Ce qui fut (à partir de Charles Reznikoff)

Ceux qui tentaient de s’échapper, qu’on rattrapait, qu’on pendait par les pieds, qu’on fouettait et qu’on achevait par balles.

Ceux dont les cadavres étaient dévorés par les corbeaux sur les trottoirs du ghetto.

Ceux qui deviendraient du savon.

Ceux qui volaient des pommes de terre. On notait leur numéro. Pour les tuer le soir à l’appel.

Ceux dont les cheveux feraient des paillassons.

Les morts qu’on éventrait pour vérifier s’ils n’avaient rien avalé de précieux.

Ceux dont on ouvrait la bouche au crochet à la recherche de dents en or.

Les bébés qu’on tordait comme des serpillères.

Ceux qu’on faisait monter sur une butte avec leurs châles de prière et à qui on intimait d’implorer Dieu avant de verser de l’essence sous leurs pieds et d’y mettre le feu.

À une jeune femme, en sous-vêtements, déshabillée sur ordre, l’un dit : « Quel dommage d’enterrer une beauté comme ça. » On lui dit de partir sans se retourner.

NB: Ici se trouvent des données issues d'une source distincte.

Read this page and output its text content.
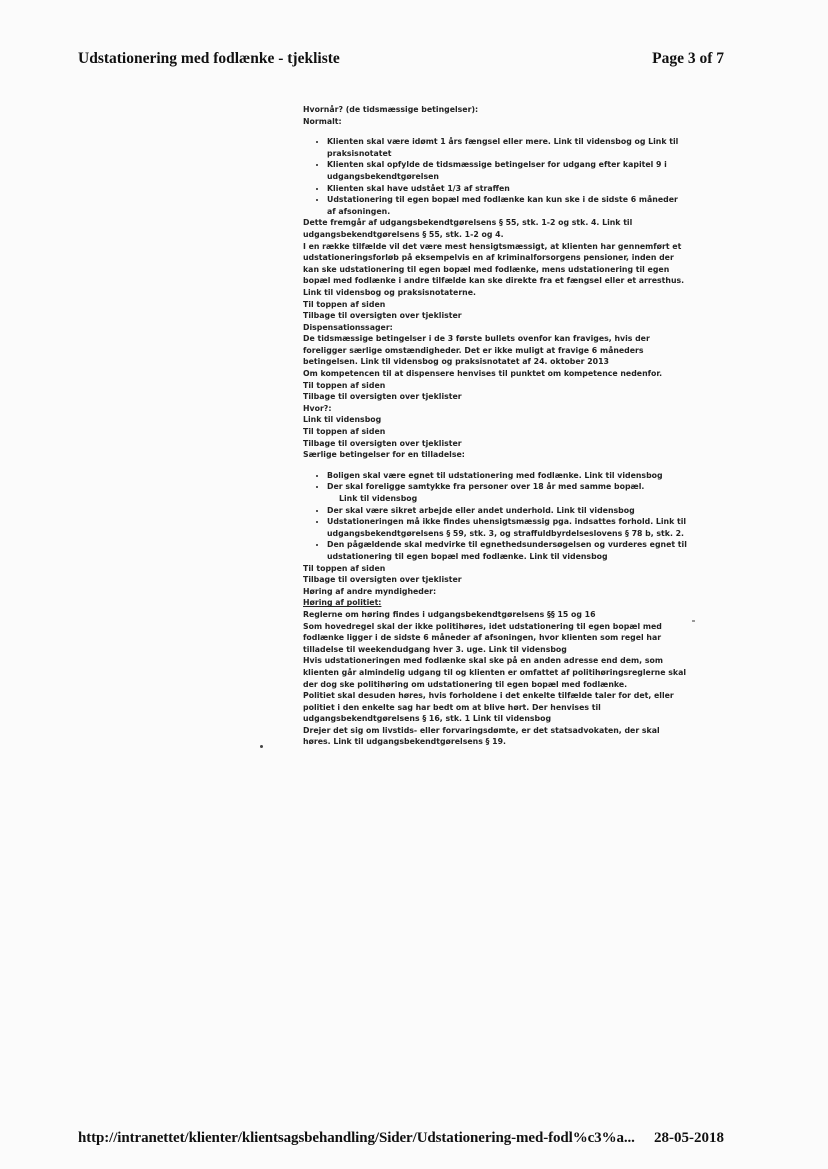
Udstationering med fodlænke - tjekliste	Page 3 of 7

Hvornår? (de tidsmæssige betingelser):

Normalt:

• Klienten skal være idømt 1 års fængsel eller mere. Link til vidensbog og Link til praksisnotatet
• Klienten skal opfylde de tidsmæssige betingelser for udgang efter kapitel 9 i udgangsbekendtgørelsen
• Klienten skal have udstået 1/3 af straffen
• Udstationering til egen bopæl med fodlænke kan kun ske i de sidste 6 måneder af afsoningen.

Dette fremgår af udgangsbekendtgørelsens § 55, stk. 1-2 og stk. 4. Link til udgangsbekendtgørelsens § 55, stk. 1-2 og 4.

I en række tilfælde vil det være mest hensigtsmæssigt, at klienten har gennemført et udstationeringsforløb på eksempelvis en af kriminalforsorgens pensioner, inden der kan ske udstationering til egen bopæl med fodlænke, mens udstationering til egen bopæl med fodlænke i andre tilfælde kan ske direkte fra et fængsel eller et arresthus. Link til vidensbog og praksisnotaterne.

Til toppen af siden

Tilbage til oversigten over tjeklister

Dispensationssager:

De tidsmæssige betingelser i de 3 første bullets ovenfor kan fraviges, hvis der foreligger særlige omstændigheder. Det er ikke muligt at fravige 6 måneders betingelsen. Link til vidensbog og praksisnotatet af 24. oktober 2013

Om kompetencen til at dispensere henvises til punktet om kompetence nedenfor.

Til toppen af siden

Tilbage til oversigten over tjeklister

Hvor?:

Link til vidensbog

Til toppen af siden

Tilbage til oversigten over tjeklister

Særlige betingelser for en tilladelse:

• Boligen skal være egnet til udstationering med fodlænke. Link til vidensbog
• Der skal foreligge samtykke fra personer over 18 år med samme bopæl.
Link til vidensbog
• Der skal være sikret arbejde eller andet underhold. Link til vidensbog
• Udstationeringen må ikke findes uhensigtsmæssig pga. indsattes forhold. Link til udgangsbekendtgørelsens § 59, stk. 3, og straffuldbyrdelseslovens § 78 b, stk. 2.
• Den pågældende skal medvirke til egnethedsundersøgelsen og vurderes egnet til udstationering til egen bopæl med fodlænke. Link til vidensbog

Til toppen af siden

Tilbage til oversigten over tjeklister

Høring af andre myndigheder:

Høring af politiet:

Reglerne om høring findes i udgangsbekendtgørelsens §§ 15 og 16

Som hovedregel skal der ikke politihøres, idet udstationering til egen bopæl med fodlænke ligger i de sidste 6 måneder af afsoningen, hvor klienten som regel har tilladelse til weekendudgang hver 3. uge. Link til vidensbog

Hvis udstationeringen med fodlænke skal ske på en anden adresse end dem, som klienten går almindelig udgang til og klienten er omfattet af politihøringsreglerne skal der dog ske politihøring om udstationering til egen bopæl med fodlænke.

Politiet skal desuden høres, hvis forholdene i det enkelte tilfælde taler for det, eller politiet i den enkelte sag har bedt om at blive hørt. Der henvises til udgangsbekendtgørelsens § 16, stk. 1 Link til vidensbog

Drejer det sig om livstids- eller forvaringsdømte, er det statsadvokaten, der skal høres. Link til udgangsbekendtgørelsens § 19.

http://intranettet/klienter/klientsagsbehandling/Sider/Udstationering-med-fodl%c3%a... 28-05-2018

Une balle dans le dos.

Ceux qui ont cru qu’on les emmenait travailler dans les champs en Ukraine.

Ceux qui sont morts piétinés dans les wagons à bestiaux.

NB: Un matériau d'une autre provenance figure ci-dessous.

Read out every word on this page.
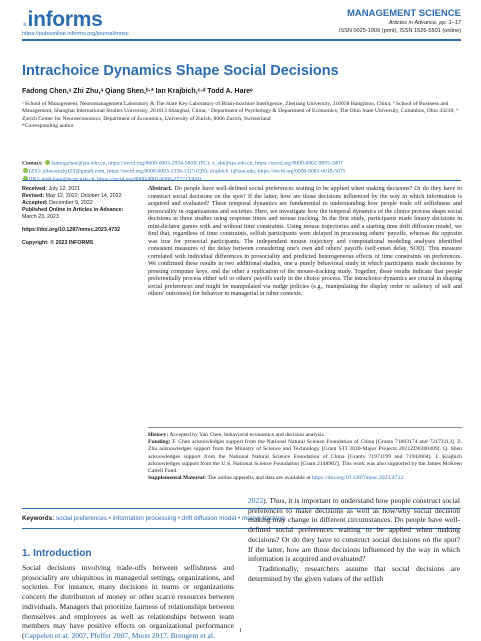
.informs
https://pubsonline.informs.org/journal/mnsc
MANAGEMENT SCIENCE
Articles in Advance, pp. 1–17
ISSN 0025-1909 (print), ISSN 1526-5501 (online)
Intrachoice Dynamics Shape Social Decisions
Fadong Chen,ᵃ Zhi Zhu,ᵃ Qiang Shen,ᵇ·* Ian Krajbich,ᶜ·ᵈ Todd A. Hareᵉ

ᵃ School of Management, Neuromanagement Laboratory & The State Key Laboratory of Brain-machine Intelligence, Zhejiang University, 310058 Hangzhou, China; ᵇ School of Business and Management, Shanghai International Studies University, 201613 Shanghai, China; ᶜ Department of Psychology & Department of Economics, The Ohio State University, Columbus, Ohio 43210; ᵈ Zurich Center for Neuroeconomics, Department of Economics, University of Zurich, 8006 Zurich, Switzerland

*Corresponding author

Contact: fadongchen@zju.edu.cn, https://orcid.org/0000-0003-3934-580X (FC); z_zhi@zju.edu.cn, https://orcid.org/0000-0002-9893-3807
(ZZ); johnsonzhj123@gmail.com, https://orcid.org/0000-0003-1330-1315 (QS); krajbich.1@osu.edu, https://orcid.org/0000-0001-6618-5675
Received: July 12, 2021
Revised: May 12, 2022; October 14, 2022
Accepted: December 9, 2022
Published Online in Articles in Advance:
March 23, 2023
https://doi.org/10.1287/mnsc.2023.4732
Copyright: © 2023 INFORMS
Abstract. Do people have well-defined social preferences waiting to be applied when making decisions? Or do they have to construct social decisions on the spot? If the latter, how are those decisions influenced by the way in which information is acquired and evaluated? These temporal dynamics are fundamental to understanding how people trade off selfishness and prosociality in organizations and societies. Here, we investigate how the temporal dynamics of the choice process shape social decisions in three studies using response times and mouse tracking. In the first study, participants made binary decisions in mini-dictator games with and without time constraints. Using mouse trajectories and a starting time drift diffusion model, we find that, regardless of time constraints, selfish participants were delayed in processing others' payoffs, whereas the opposite was true for prosocial participants. The independent mouse trajectory and computational modeling analyses identified consistent measures of the delay between considering one's own and others' payoffs (self-onset delay, SOD). This measure correlated with individual differences in prosociality and predicted heterogeneous effects of time constraints on preferences. We confirmed these results in two additional studies, one a purely behavioral study in which participants made decisions by pressing computer keys, and the other a replication of the mouse-tracking study. Together, these results indicate that people preferentially process either self or others' payoffs early in the choice process. The intrachoice dynamics are crucial in shaping social preferences and might be manipulated via nudge policies (e.g., manipulating the display order or saliency of self and others' outcomes) for behavior in managerial or other contexts.
History: Accepted by Yan Chen, behavioral economics and decision analysis.
Funding: F. Chen acknowledges support from the National Natural Science Foundation of China [Grants 71803174 and 72173113]. Z. Zhu acknowledges support from the Ministry of Science and Technology [Grant STI 2030-Major Projects 2021ZD0200409]. Q. Shen acknowledges support from the National Natural Science Foundation of China [Grants 71971199 and 71942004]. I. Krajbich acknowledges support from the U.S. National Science Foundation [Grant 2148982]. This work was also supported by the James McKeen Cattell Fund.
Supplemental Material: The online appendix and data are available at https://doi.org/10.1287/mnsc.2023.4732.
Keywords: social preferences • information processing • drift diffusion model • mouse tracking
1. Introduction

Social decisions involving trade-offs between selfishness and prosociality are ubiquitous in managerial settings, organizations, and societies. For instance, many decisions in teams or organizations concern the distribution of money or other scarce resources between individuals. Managers that prioritize fairness of relationships between themselves and employees as well as relationships between team members may have positive effects on organizational performance (Cappelen et al. 2007, Pfeffer 2007, Moon 2017, Breugem et al.

2022). Thus, it is important to understand how people construct social preferences to make decisions as well as how/why social decision making may change in different circumstances. Do people have well-defined social preferences waiting to be applied when making decisions? Or do they have to construct social decisions on the spot? If the latter, how are those decisions influenced by the way in which information is acquired and evaluated?

Traditionally, researchers assume that social decisions are determined by the given values of the selfish

1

Ceux qu’on sortait de chez eux à coups de crosse, de pieds et de poings.

Ceux qu’on faisait courir nus vers la chambre à tueries, sous le fouet et les aboiements

Ceux qu’on gardait pour le travail en leur disant « du ».

Il valait mieux répondre : serrurier, électricien, mécanicien.

Ceux qui triaient les habits de ceux qu’on avait gazés.

Ceux qui entassaient les cheveux.

Ceux qui entassaient les corps.

Ceux qui n’étaient qu’évanouis et qu’on jetait avec les morts.

Ceux qu’on sortait des fosses au bulldozer pour les brûler.

Ceux qui creusaient les fosses, pour eux-mêmes et pour les autres déjà morts.

Ceux qui marchaient sur les têtes en sang dans les fosses. Certaines sans vie, d’autres d’où s’échappaient des râles.

Ceux qui mouraient écrasés aux fenêtres dans les trains de marchandise.

Ceux qui léchaient la neige au bord des routes.

Ceux qui suçaient l’eau des serpillères.

Les femmes en sabots qui tiraient douze heures par jour des wagonnets remplis de pierre.

Ceux qu’on brûlait vifs sur des tas de bois aspergés d’essence quand il n’y avait plus de place dans les chambres. Pendant que l’orchestre, composé d’autres qu’on gazerait et brûlerait plus tard, jouait très fort des airs populaires allemands.

Ceux qu’on gazait dans les camions.

Ceux qui le dimanche servaient de ball-trap aux officiers.

Ceux qu’on battait à mort, avec le concours des chiens qui les mordaient.

Ceux qui arrivaient morts et qu’il fallait extirper de la puanteur des wagons sous les ordres hurlés.

Certains chiens attaquaient au seul nom de « Jude » prononcé par leurs maîtres.

*Ce texte a été écrit à partir d’Holocauste de Charles Reznikoff, paru aux États-Unis en 1975. Traduction André Markowicz, Éditions Unes, 2017.